Adenosine is a substance less known to affect heart rate variability. It is produced locally in the heart (53) and binds to A1-adenosinergic receptors, which are among the earliest expressed G protein-coupled receptors in the heart (36). The A1-adenosinergic agonist N6-cyclopentyladenosine dose dependently reduced heart rate in murine embryos, whereas 1,3-dipropyl-8-cyclopentylxanthine, an A1-adenosinergic antagonist, increased heart rate (36). Adenosine also exerts central nervous system effects in various brain areas (15, 20). Microinjections of adenosine into the nucleus of the solitary tract of awake rats caused dose-dependent changes in heart rate: low doses (0.01 nmol) produced a bradycardic response, whereas high doses (2.5-5.0 nmol) elicited a tachycardic response (15). Thus adenosine may indeed be involved in the regulation of heart rate and modulate heart rate variability via local cardiac and central nervous system effects.

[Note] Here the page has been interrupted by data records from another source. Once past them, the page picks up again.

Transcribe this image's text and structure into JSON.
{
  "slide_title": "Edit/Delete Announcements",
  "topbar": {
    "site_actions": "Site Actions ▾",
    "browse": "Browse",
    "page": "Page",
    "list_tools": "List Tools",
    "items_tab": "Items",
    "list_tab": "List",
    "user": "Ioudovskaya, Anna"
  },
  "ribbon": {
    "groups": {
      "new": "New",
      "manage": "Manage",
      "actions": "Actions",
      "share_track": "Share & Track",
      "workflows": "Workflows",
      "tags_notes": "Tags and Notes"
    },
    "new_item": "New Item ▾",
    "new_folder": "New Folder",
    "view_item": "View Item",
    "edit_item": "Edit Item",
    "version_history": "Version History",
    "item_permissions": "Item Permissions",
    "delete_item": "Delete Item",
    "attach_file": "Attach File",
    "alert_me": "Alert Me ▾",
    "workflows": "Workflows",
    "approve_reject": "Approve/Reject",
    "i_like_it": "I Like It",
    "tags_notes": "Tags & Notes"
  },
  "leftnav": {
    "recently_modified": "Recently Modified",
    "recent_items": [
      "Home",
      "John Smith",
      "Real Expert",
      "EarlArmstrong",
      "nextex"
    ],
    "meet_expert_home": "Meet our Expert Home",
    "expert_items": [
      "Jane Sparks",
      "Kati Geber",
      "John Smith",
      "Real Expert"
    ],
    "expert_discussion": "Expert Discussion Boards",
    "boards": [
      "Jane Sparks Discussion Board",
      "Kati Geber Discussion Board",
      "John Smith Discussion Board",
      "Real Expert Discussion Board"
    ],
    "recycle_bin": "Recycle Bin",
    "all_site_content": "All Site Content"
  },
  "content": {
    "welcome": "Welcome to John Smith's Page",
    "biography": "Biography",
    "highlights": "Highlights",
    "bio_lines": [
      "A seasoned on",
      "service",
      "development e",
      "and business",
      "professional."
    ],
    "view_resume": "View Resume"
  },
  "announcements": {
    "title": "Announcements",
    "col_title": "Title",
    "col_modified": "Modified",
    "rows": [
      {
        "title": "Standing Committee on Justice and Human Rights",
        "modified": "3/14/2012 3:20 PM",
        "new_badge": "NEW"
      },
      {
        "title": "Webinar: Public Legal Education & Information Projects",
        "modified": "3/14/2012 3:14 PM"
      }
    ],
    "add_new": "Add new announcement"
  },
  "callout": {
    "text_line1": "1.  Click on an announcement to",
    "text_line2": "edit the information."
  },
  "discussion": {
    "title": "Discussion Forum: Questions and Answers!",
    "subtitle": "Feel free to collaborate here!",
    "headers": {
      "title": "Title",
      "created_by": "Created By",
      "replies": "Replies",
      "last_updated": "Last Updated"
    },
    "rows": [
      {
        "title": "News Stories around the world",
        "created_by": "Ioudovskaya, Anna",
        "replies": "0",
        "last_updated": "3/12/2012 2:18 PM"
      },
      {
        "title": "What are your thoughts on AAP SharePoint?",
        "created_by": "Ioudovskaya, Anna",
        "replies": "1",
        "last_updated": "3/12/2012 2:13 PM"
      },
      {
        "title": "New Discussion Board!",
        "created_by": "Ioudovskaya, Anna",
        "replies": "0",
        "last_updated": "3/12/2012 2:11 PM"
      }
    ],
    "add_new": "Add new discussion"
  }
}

It has been proposed that the intrinsic cardiac nervous system plays an active role in regulating cardiac function (4, 37, 45, 57). This nervous system consists of sympathetic and parasympathetic neurons and interconnecting local circuits (37). Neurons in the canine right atrial ganglionated plexus (RAGP) spontaneously generate activity even after chronic cardiac autonomic denervation (45). Right atrial neurons in patients undergoing coronary artery bypass surgery generated spontaneous activity that was unrelated to the cardiac cycle but sensitive to changes in systemic arterial pressure, indicating that these neurons receive pressure-sensitive sensory inputs (4). In addition, it has been suggested that substance P acts as a neuromodulator and neurotransmitter in intracardiac ganglia of the guinea pig, modulates the response to vagal inputs, and triggers action potentials at the site of parasympathetic ganglia independent of acetylcholine (57). Furthermore, the right atrial (RAGP) and the posterior atrial ganglionated plexus (PAGP) appear to have different functions. Ablation of the PAGP reduced vagally mediated bradycardia by 26%, whereas RAGP ablation completely abolished this response. Inhibition of sympathetically mediated tachycardia by vagal stimulation was attenuated by ablation of either plexus (37). Thus parasympathetic efferent neurons are primarily located in the RAGP, whereas prejunctional parasympathetic-sympathetic interactions also involve neurons within the PAGP (37). The spontaneous activity of neurons in the intrinsic cardiac nervous system, even after cardiac denervation (45), suggests an active role of this system in regulating heart rate. However, the impact of the intrinsic cardiac nervous system on heart rate variability remains to be elucidated.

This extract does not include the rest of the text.